On pourrait s'interroger quant à l'utilité de développer un missile dont les performances sont, précisément, uniques et se situent à un niveau probablement supérieur à celles dont disposent les forces de certains grands pays, notamment les États-Unis. J'apporterai une réponse à cette question en faisant un parallèle avec le F 22, le JSF et le B2. On constate que, depuis plusieurs décennies, les États-Unis ont principalement investi sur les plates-formes et ce pour des montants considérables – plusieurs dizaines de fois ce qui aurait été nécessaire pour investir sur les missiles et l'armement. Or les objectifs techniques de ces plates-formes, notamment en termes de furtivité, se sont révélés largement surestimés. Les États-Unis sont donc aujourd'hui en difficulté car les performances de ces plates-formes ne sont pas au niveau attendu, en particulier en termes de pénétration, et que les performances des missiles qui les arment – F 22 et JSF – ne sont plus cohérentes avec les missions. Ceci explique l'intérêt des forces américaines pour un missile comme le Meteor.

Ce que je viens de décrire pour l'armement conventionnel s'applique également à l'armement nucléaire. Les États-Unis ont investi des montants énormes dans des porteurs, des environnements de guerre électronique active et des environnements de support, mais pas sur ce qui aurait été le levier le plus efficace quant au rapport budgetperformance : le missile et l'effecteur. Ne nous trompons donc pas sur le constat : le missile dont nous disposons en France n'excède pas les besoins mais reflète une optimisation de l'investissement entre les porteurs et l'environnement d'une part, et les effecteurs d'autre part.

La France est aujourd'hui le seul pays à disposer d'un vecteur nucléaire supersonique, les autres ne possédant que des vecteurs subsoniques qui associent manoeuvrabilité et furtivité. À l'exception du Royaume-Uni, tous les pays qui disposent de l'arme nucléaire aéroportée développent de nouvelles versions et des technologies de type supersonique.

L'approche de MBDA en matière de nucléaire aéroportée est la suivante. Notre objectif est de réduire au niveau minimal le coût pour les forces françaises du maintien en condition opérationnelle (MCO) du missile nucléaire aéroporté, du développement des technologies – à travers les programmes d'études amont (PEA) – qui seront nécessaires pour développer les nouvelles versions, et des activités de développement et de production qui s'appliquent à la composante nucléaire aéroportée comme aux autres vecteurs.

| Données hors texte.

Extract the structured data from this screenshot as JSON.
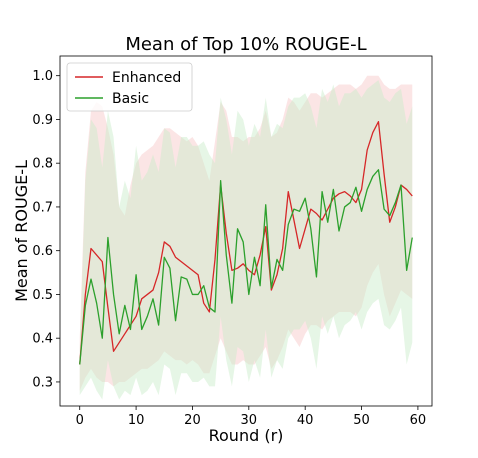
{
  "chart_data": {
    "type": "line",
    "title": "Mean of Top 10% ROUGE-L",
    "xlabel": "Round (r)",
    "ylabel": "Mean of ROUGE-L",
    "xlim": [
      -3.5,
      62.5
    ],
    "ylim": [
      0.245,
      1.045
    ],
    "xticks": [
      0,
      10,
      20,
      30,
      40,
      50,
      60
    ],
    "yticks": [
      0.3,
      0.4,
      0.5,
      0.6,
      0.7,
      0.8,
      0.9,
      1.0
    ],
    "xtick_labels": [
      "0",
      "10",
      "20",
      "30",
      "40",
      "50",
      "60"
    ],
    "ytick_labels": [
      "0.3",
      "0.4",
      "0.5",
      "0.6",
      "0.7",
      "0.8",
      "0.9",
      "1.0"
    ],
    "grid": false,
    "legend_position": "top-left",
    "x": [
      0,
      1,
      2,
      3,
      4,
      5,
      6,
      7,
      8,
      9,
      10,
      11,
      12,
      13,
      14,
      15,
      16,
      17,
      18,
      19,
      20,
      21,
      22,
      23,
      24,
      25,
      26,
      27,
      28,
      29,
      30,
      31,
      32,
      33,
      34,
      35,
      36,
      37,
      38,
      39,
      40,
      41,
      42,
      43,
      44,
      45,
      46,
      47,
      48,
      49,
      50,
      51,
      52,
      53,
      54,
      55,
      56,
      57,
      58,
      59
    ],
    "series": [
      {
        "name": "Enhanced",
        "color": "#d62728",
        "band_color": "#f7c6c6",
        "values": [
          0.34,
          0.5,
          0.605,
          0.59,
          0.575,
          0.47,
          0.37,
          0.39,
          0.41,
          0.43,
          0.45,
          0.49,
          0.5,
          0.51,
          0.55,
          0.62,
          0.61,
          0.585,
          0.575,
          0.565,
          0.555,
          0.545,
          0.48,
          0.46,
          0.58,
          0.75,
          0.64,
          0.555,
          0.56,
          0.57,
          0.555,
          0.545,
          0.59,
          0.655,
          0.51,
          0.545,
          0.605,
          0.735,
          0.67,
          0.605,
          0.65,
          0.695,
          0.685,
          0.67,
          0.695,
          0.72,
          0.73,
          0.735,
          0.725,
          0.71,
          0.74,
          0.83,
          0.87,
          0.895,
          0.775,
          0.665,
          0.7,
          0.75,
          0.74,
          0.725
        ],
        "band_upper": [
          0.4,
          0.78,
          0.92,
          0.94,
          0.93,
          0.88,
          0.82,
          0.7,
          0.68,
          0.75,
          0.8,
          0.82,
          0.83,
          0.84,
          0.86,
          0.88,
          0.88,
          0.87,
          0.86,
          0.85,
          0.86,
          0.84,
          0.8,
          0.76,
          0.85,
          0.94,
          0.92,
          0.86,
          0.86,
          0.85,
          0.86,
          0.86,
          0.88,
          0.92,
          0.86,
          0.87,
          0.9,
          0.95,
          0.94,
          0.92,
          0.94,
          0.96,
          0.96,
          0.95,
          0.96,
          0.97,
          0.98,
          0.98,
          0.98,
          0.97,
          0.98,
          1.0,
          1.0,
          1.0,
          0.98,
          0.97,
          0.97,
          0.98,
          0.98,
          0.98
        ],
        "band_lower": [
          0.28,
          0.31,
          0.33,
          0.31,
          0.3,
          0.3,
          0.29,
          0.3,
          0.3,
          0.31,
          0.32,
          0.33,
          0.33,
          0.34,
          0.35,
          0.37,
          0.36,
          0.35,
          0.35,
          0.34,
          0.35,
          0.34,
          0.32,
          0.32,
          0.36,
          0.4,
          0.37,
          0.34,
          0.34,
          0.35,
          0.34,
          0.34,
          0.36,
          0.38,
          0.33,
          0.35,
          0.38,
          0.42,
          0.4,
          0.38,
          0.41,
          0.43,
          0.43,
          0.42,
          0.44,
          0.45,
          0.46,
          0.46,
          0.46,
          0.45,
          0.47,
          0.52,
          0.55,
          0.57,
          0.5,
          0.45,
          0.48,
          0.51,
          0.5,
          0.49
        ]
      },
      {
        "name": "Basic",
        "color": "#2ca02c",
        "band_color": "#c8ecc8",
        "values": [
          0.34,
          0.475,
          0.535,
          0.48,
          0.4,
          0.63,
          0.5,
          0.41,
          0.475,
          0.42,
          0.545,
          0.42,
          0.45,
          0.49,
          0.43,
          0.585,
          0.56,
          0.44,
          0.54,
          0.535,
          0.5,
          0.5,
          0.52,
          0.47,
          0.46,
          0.76,
          0.59,
          0.48,
          0.65,
          0.62,
          0.5,
          0.585,
          0.52,
          0.705,
          0.515,
          0.58,
          0.555,
          0.66,
          0.695,
          0.69,
          0.72,
          0.65,
          0.54,
          0.735,
          0.665,
          0.74,
          0.645,
          0.7,
          0.71,
          0.745,
          0.69,
          0.74,
          0.77,
          0.785,
          0.695,
          0.68,
          0.71,
          0.75,
          0.555,
          0.63
        ],
        "band_upper": [
          0.37,
          0.76,
          0.9,
          0.88,
          0.79,
          0.92,
          0.86,
          0.7,
          0.76,
          0.72,
          0.84,
          0.76,
          0.78,
          0.82,
          0.78,
          0.88,
          0.87,
          0.79,
          0.86,
          0.86,
          0.84,
          0.84,
          0.85,
          0.82,
          0.8,
          0.95,
          0.9,
          0.82,
          0.92,
          0.9,
          0.84,
          0.89,
          0.86,
          0.95,
          0.86,
          0.89,
          0.88,
          0.93,
          0.95,
          0.95,
          0.96,
          0.93,
          0.88,
          0.97,
          0.94,
          0.98,
          0.93,
          0.96,
          0.96,
          0.97,
          0.95,
          0.97,
          0.98,
          0.99,
          0.95,
          0.94,
          0.96,
          0.97,
          0.89,
          0.93
        ],
        "band_lower": [
          0.27,
          0.29,
          0.31,
          0.28,
          0.26,
          0.35,
          0.29,
          0.26,
          0.28,
          0.27,
          0.31,
          0.27,
          0.28,
          0.3,
          0.27,
          0.34,
          0.33,
          0.27,
          0.32,
          0.32,
          0.3,
          0.3,
          0.31,
          0.29,
          0.29,
          0.45,
          0.35,
          0.29,
          0.38,
          0.37,
          0.3,
          0.35,
          0.31,
          0.42,
          0.31,
          0.35,
          0.33,
          0.4,
          0.42,
          0.42,
          0.44,
          0.4,
          0.33,
          0.45,
          0.41,
          0.45,
          0.4,
          0.43,
          0.44,
          0.46,
          0.42,
          0.46,
          0.48,
          0.49,
          0.43,
          0.42,
          0.44,
          0.47,
          0.34,
          0.39
        ]
      }
    ]
  }
}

Je citerai deux chiffres particulièrement révélateurs. Lorsque, comme aujourd'hui, nous connaissons une phase sans développements, les activités de MCO et d'études amont correspondent à environ 5 % des effectifs du bureau d'études de MBDA en France. Lorsque nous travaillons sur un développement significatif de type ASMP-A, l'activité nucléaire aéroportée correspond à 20 % de ces effectifs. Contrairement à mes collègues de DCNS et d'Airbus, cette activité ne représente donc pas une part majeure en termes de charge de travail ou de maintien de compétences. Notre problématique est davantage le maintien de ces compétences à coût minimal en utilisant au mieux les synergies que nous avons avec les autres activités de l'entreprise, qu'il s'agisse des programmes tactiques pour le client français ou des programmes export.

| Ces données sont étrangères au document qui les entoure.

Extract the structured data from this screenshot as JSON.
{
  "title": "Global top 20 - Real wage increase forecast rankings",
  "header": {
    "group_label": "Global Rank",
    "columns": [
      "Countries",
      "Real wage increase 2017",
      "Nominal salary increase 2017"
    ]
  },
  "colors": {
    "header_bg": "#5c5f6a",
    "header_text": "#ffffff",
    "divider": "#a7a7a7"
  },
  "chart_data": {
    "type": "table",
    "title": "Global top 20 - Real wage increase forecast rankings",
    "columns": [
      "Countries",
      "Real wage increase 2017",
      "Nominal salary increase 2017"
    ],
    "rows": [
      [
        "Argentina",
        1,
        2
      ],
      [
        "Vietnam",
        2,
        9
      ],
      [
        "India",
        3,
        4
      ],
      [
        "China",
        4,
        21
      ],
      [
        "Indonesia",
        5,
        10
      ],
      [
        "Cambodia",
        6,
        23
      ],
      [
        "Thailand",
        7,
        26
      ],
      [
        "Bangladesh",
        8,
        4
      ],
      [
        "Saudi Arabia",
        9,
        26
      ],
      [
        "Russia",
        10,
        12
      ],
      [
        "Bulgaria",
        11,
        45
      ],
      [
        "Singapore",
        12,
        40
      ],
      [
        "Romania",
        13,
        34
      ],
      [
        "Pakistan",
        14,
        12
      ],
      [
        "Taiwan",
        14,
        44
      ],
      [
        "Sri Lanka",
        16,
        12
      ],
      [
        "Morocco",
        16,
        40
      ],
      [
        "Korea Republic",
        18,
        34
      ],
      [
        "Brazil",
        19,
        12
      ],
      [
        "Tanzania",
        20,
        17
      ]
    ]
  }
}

Pour ce faire nous recourons à une allocation dynamique des ressources. Au sein de la direction des missiles longue portée de MBDA France, entre le Missile de Croisière Naval (MDCN), l'Exocet, les travaux sur le Scalp et ses versions futures, nous disposons de la taille critique nécessaire au maintien de l'activité nucléaire aéroportée à un coût minimal. En effet, nous sommes parfaitement conscients du fait qu'il s'agit d'un enjeu de performance mais également de coût. Les transferts entre programmes et entre directions permettent de garantir que les effectifs consacrés à cette activité ne sont à aucun moment supérieurs en termes de charge – et donc de coût pour le client français – à ce qui est strictement nécessaire pour l'honorer. Dès que nous sommes confrontés à un problème de sous-charge et afin de maintenir les compétences, nous réallouons donc nos ingénieurs sur les programmes MDCN, Exocet ou Scalp. Au sein du bureau d'études nous gérons les grandes compétences par métiers, qui sont par définition multi-programmes. Nous gérons nos réseaux d'experts de la même manière. De fait, la composante nucléaire aéroportée peut bénéficier, à coût marginal, de l'ensemble de ces compétences.

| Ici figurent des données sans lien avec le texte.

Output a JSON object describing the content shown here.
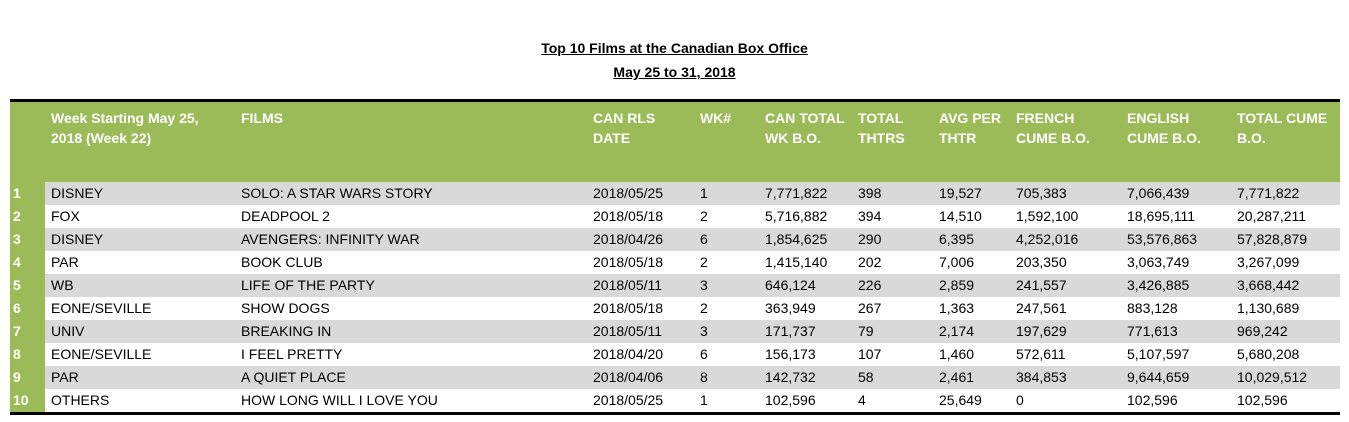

Nous continuons en outre à créer et renforcer un certain nombre de synergies entre le nucléaire aéroporté et les activités conventionnelles à travers le développement de chaînes fonctionnelles communes – guidage, navigation – ou la maîtrise de technologies innovantes communes également – le traitement thermique par exemple, qui est un enjeu majeur pour la chambre de combustion et pour l'extérieur des missiles, notamment pour les nouvelles versions des missiles nucléaires aéroportés.

De la même façon, opérant sur un marché extrêmement concurrentiel, nous développons nos efforts afin de maintenir notre structure de coût la plus efficace possible sur nos missiles traditionnels – Exocet, MILAN, MISTRAL, MMP –, efforts qui bénéficient directement à notre activité nucléaire aéroportée.

Notre problématique n'est donc pas, à titre principal, le maintien de compétences génériques, mais le développement de technologies spécifiques au secteur nucléaire aéroporté ayant, par la suite, vocation à être utilisées directement ou indirectement pour nos autres activités. Notre souci premier est de maintenir cette activité et ce niveau technologique à un coût minimal en utilisant au mieux la taille critique et nos autres activités.

Quelles sont les prochaines étapes ? L'ASMP-A est désormais en service opérationnel sur Mirage 2000 et sur Rafale. Il y a quelques années déjà, nous avons lancé des PEA pour préparer son successeur. Je rappelle que les études sur l'ASMP-A avaient été lancées avant que l'ASMP ne soit en service. Les enjeux principaux sont des enjeux de pénétration. Il s'agit de déterminer le bon compromis entre la vitesse, la manoeuvrabilité et la furtivité. Ces questions sont au coeur du développement du successeur de l'ASMP-A. Nous travaillons aujourd'hui sur deux grandes solutions techniques à travers deux PEA : le haut supersonique et l'hypersonique. L'ensemble des activités développées au travers de ces deux PEA seront directement ou indirectement réutilisées pour la frappe dans la profondeur et pour les nouvelles versions – probablement supersoniques – de la frappe antinavires. Les successeurs du Scalp et de l'Exocet, aujourd'hui subsoniques, seront sans doute supersoniques. Les enjeux relatifs aux versions futures de l'ASMP-A, du Scalp et de l'Exocet sont donc très liés et forment un ensemble cohérent qui a pour objectif de permettre de disposer de la technologie au bon niveau et au juste coût. Ainsi, le jour où la décision de lancer les développements préparant le successeur de l'ASMP-A sera prise, l'industriel que nous sommes aura fait son travail en apportant dans les éléments de décision le niveau technologique permettant de maintenir les capacités et la crédibilité, ainsi que les éléments de coûts permettant de rendre cette décision la plus facile possible.